Michael Borgonzi is an American professional football executive who is the general manager of the Tennessee Titans of the National Football League (NFL). He previously served in various scouting and executive roles for the Kansas City Chiefs from 2009 to 2024.

==Early life and education==
A native of Everett, Massachusetts, Borgonzi played football at Everett High School as a student. From here, Borgonzi was accepted into the ivy league Brown University where he played college football for the Brown Bears. Playing as a fullback, Borgonzi was a four-year starter from 1998 to 2001 and earned All-Ivy League honors three times. After four years, Borgonzi earned a degree in business management.

==Executive career==
===Early career===
In 2002, Borgonzi served as the tight ends coach at Amherst College. He then spent several years working in the financial sector in Boston. From 2007 to 2008, Borgonzi served as the assistant recruiting coordinator at Boston College.

===Kansas City Chiefs===
In 2009, Borgonzi was hired by the Kansas City Chiefs as their administrator of college scouting under general manager Scott Pioli. In 2010, Borgonzi was promoted to manager of football operations. In 2011, Borgonzi was promoted to pro scout. In 2013, Borgonzi was promoted to assistant director of pro scouting under general manager John Dorsey. In 2015, Borgonzi was named co-director of player personnel, alongside Brett Veach.
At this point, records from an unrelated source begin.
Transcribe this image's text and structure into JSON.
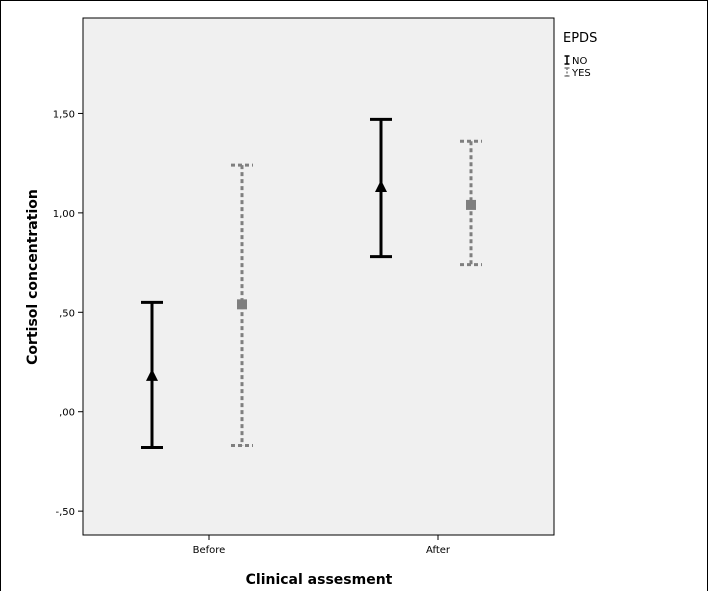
{
  "chart_data": {
    "type": "errorbar",
    "xlabel": "Clinical assesment",
    "ylabel": "Cortisol concentration",
    "categories": [
      "Before",
      "After"
    ],
    "ylim": [
      -0.62,
      1.98
    ],
    "yticks": [
      -0.5,
      0.0,
      0.5,
      1.0,
      1.5
    ],
    "ytick_labels": [
      "-,50",
      ",00",
      ",50",
      "1,00",
      "1,50"
    ],
    "legend": {
      "title": "EPDS",
      "placement": "top-right outside"
    },
    "series": [
      {
        "name": "NO",
        "marker": "triangle",
        "line_style": "solid",
        "color": "#000000",
        "points": [
          {
            "category": "Before",
            "mean": 0.18,
            "lower": -0.18,
            "upper": 0.55
          },
          {
            "category": "After",
            "mean": 1.13,
            "lower": 0.78,
            "upper": 1.47
          }
        ]
      },
      {
        "name": "YES",
        "marker": "square",
        "line_style": "dashed",
        "color": "#7f7f7f",
        "points": [
          {
            "category": "Before",
            "mean": 0.54,
            "lower": -0.17,
            "upper": 1.24
          },
          {
            "category": "After",
            "mean": 1.04,
            "lower": 0.74,
            "upper": 1.36
          }
        ]
      }
    ],
    "grid": false,
    "plot_background": "#f0f0f0"
  }
}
In 2017, Borgonzi was promoted to director of player personnel under general manager Brett Veach. The following year, Borgonzi was promoted to director of football operations. In 2019, Borgonzi won his first Super Bowl when the Chiefs beat the San Francisco 49ers 31–20 in Super Bowl LIV. Two years later, Borgonzi was promoted to assistant general manager. In 2022, he won his second Super Bowl when the Chiefs beat the Philadelphia Eagles 38–35 in Super Bowl LVII. The following year, Borgonzi won his third Super Bowl when the Chiefs beat the 49ers 25–22 in overtime during Super Bowl LVIII.

===Tennessee Titans===
On January 17, 2025, Borgonzi was named the general manager of the Tennessee Titans, replacing Ran Carthon.

==Personal life==
Borgonzi and his wife, Jill, have two children. His brother, Dave, is currently the linebackers coach for the Titans.